La République Dominicaine promeut une campagne pour promouvoir la culture du don d'organes

Le Ministère de la Santé de la République Dominicaine promeut une stratégie nationale visant à renforcer la culture du don d'organes, dans le but de promouvoir des valeurs telles que l'éthique, la confiance et l'accès à une information claire.

Comme l'a détaillé sur son site Internet le gouvernement de la République dominicaine, l'initiative a été présentée lors du symposium national « Communiquer pour donner la vie », organisé conjointement par l'Institut national de coordination des transplantations (Incort), le ministère de la Santé, le Collège dominicain des journalistes (CDP), le Cercle des journalistes de la santé (Cipesa) et l'Organisation panaméricaine de la santé/Organisation mondiale de la santé (OPS/OMS) à Saint-Domingue.

Le ministre de la Santé, Victor Atallah, a exhorté les journalistes et les leaders d'opinion à s'allier pour augmenter le taux de dons dans le pays. « Résoudre ce problème n'est pas seulement une responsabilité institutionnelle, mais aussi un engagement humain. Nous avons besoin que chaque citoyen comprenne que sa décision peut donner une seconde chance à une autre personne », a déclaré Atallah.

L’un des principaux défis identifiés par les autorités est la persistance des mythes, des craintes et de la désinformation entourant le don d’organes.

Le ministère de la Santé maintient son engagement à renforcer les stratégies d'éducation, de communication et de soutien aux familles, selon le gouvernement.

José Juan Castillos Almonte, directeur d'Incort, a souligné le rôle de la presse comme « quatrième pouvoir » dans la société et a souligné que les communicateurs peuvent influencer directement la perception et les décisions des citoyens sur cette question.

« En mettant en lumière la vie et l'impact positif sur les receveurs, les médias peuvent sauver des vies, puisqu'une chronique bien racontée peut motiver une famille à faire un don et permettre à un patient d'avoir une seconde chance », a déclaré Castillos Almonte.

Gros plan des mains tenant un modèle lumineux en forme de cœur avec des organes internes. En arrière-plan, une banderole sur le don d'organes et des personnes sur un stand.

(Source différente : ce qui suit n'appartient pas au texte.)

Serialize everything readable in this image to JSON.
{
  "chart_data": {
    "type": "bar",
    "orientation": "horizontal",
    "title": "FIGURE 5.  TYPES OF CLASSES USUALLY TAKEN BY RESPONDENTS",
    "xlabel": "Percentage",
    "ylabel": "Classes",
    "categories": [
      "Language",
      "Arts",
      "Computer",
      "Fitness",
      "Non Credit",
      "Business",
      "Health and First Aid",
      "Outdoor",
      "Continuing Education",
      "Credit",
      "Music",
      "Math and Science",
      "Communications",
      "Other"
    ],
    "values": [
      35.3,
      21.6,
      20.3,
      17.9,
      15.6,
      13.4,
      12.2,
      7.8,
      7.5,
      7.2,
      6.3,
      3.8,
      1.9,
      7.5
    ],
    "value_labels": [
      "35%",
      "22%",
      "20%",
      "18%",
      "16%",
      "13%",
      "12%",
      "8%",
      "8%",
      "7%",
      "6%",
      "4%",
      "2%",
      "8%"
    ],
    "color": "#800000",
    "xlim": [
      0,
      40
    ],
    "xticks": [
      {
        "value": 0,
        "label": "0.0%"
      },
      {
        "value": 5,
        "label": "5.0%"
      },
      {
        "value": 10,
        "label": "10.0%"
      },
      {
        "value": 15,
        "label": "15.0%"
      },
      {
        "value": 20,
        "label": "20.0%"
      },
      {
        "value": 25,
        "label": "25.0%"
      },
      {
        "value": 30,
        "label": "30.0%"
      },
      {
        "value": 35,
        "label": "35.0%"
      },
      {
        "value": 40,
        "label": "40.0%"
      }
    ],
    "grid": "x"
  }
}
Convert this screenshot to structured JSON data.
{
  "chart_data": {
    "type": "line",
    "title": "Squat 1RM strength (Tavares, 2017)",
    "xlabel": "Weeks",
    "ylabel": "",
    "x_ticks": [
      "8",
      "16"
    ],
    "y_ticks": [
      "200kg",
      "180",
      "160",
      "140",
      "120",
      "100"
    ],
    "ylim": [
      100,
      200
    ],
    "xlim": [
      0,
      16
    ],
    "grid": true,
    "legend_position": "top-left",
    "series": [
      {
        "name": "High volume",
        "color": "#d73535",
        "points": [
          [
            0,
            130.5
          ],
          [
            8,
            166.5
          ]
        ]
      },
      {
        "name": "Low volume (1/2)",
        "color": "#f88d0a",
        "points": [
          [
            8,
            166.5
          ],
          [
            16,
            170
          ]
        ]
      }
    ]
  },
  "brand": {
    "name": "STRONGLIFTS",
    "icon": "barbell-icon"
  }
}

La présidente du Cipesa, Carol Guarina Martínez, a réaffirmé la fonction du journalisme de santé comme pont entre l'information médicale et les citoyens. Il a souligné que, sur des questions complexes, « une histoire bien racontée peut instaurer la confiance, démystifier les mythes et devenir une opportunité pour la vie ».

Lors du symposium, le conseiller du système et services de santé de l'OPS, Pedro López Puig, a rappelé que, selon l'OMS, les transplantations doivent être régies par des principes tels que le don altruiste, l'équité d'accès, la transparence et le respect de la dignité humaine. López Puig a souligné le rôle stratégique du journalisme et de la communication responsable pour transformer les perceptions, éviter le sensationnalisme et promouvoir des messages clairs.

Le président du CDP, Luis Pérez Novas, a souligné que la couverture journalistique doit adopter une approche consciente, empathique et éducative, pour sensibiliser une société qui fait encore preuve de résistance et de peur en raison des préjugés et des tabous culturels.

Salle d'opération : Deux chirurgiens, du personnel médical et un patient sur la table d'opération. Lumières vives, moniteurs avec signes vitaux et instruments chirurgicaux visibles.

La réunion a inclus la signature de deux accords de collaboration interinstitutionnelle entre le CDP et le Cipesa, dans le but d'unir les efforts dans la promotion et la diffusion du don et de la transplantation dans le pays. L’objectif est de favoriser une culture de solidarité et de renforcer la confiance dans le processus.

Actuellement, la République dominicaine est confrontée à l'un des taux de dons d'organes et de tissus les plus bas de la région, avec seulement 0,65 donneur par million d'habitants et un refus familial qui s'élève à 71 %.

La désinformation et les croyances erronées continuent de limiter l’enregistrement des donneurs et la capacité de sauver des vies. Le symposium a également abordé les aspects éthiques, juridiques et bioéthiques, ainsi que l'importance des médias dans la transformation sociale et la sensibilisation, en particulier parmi les jeunes.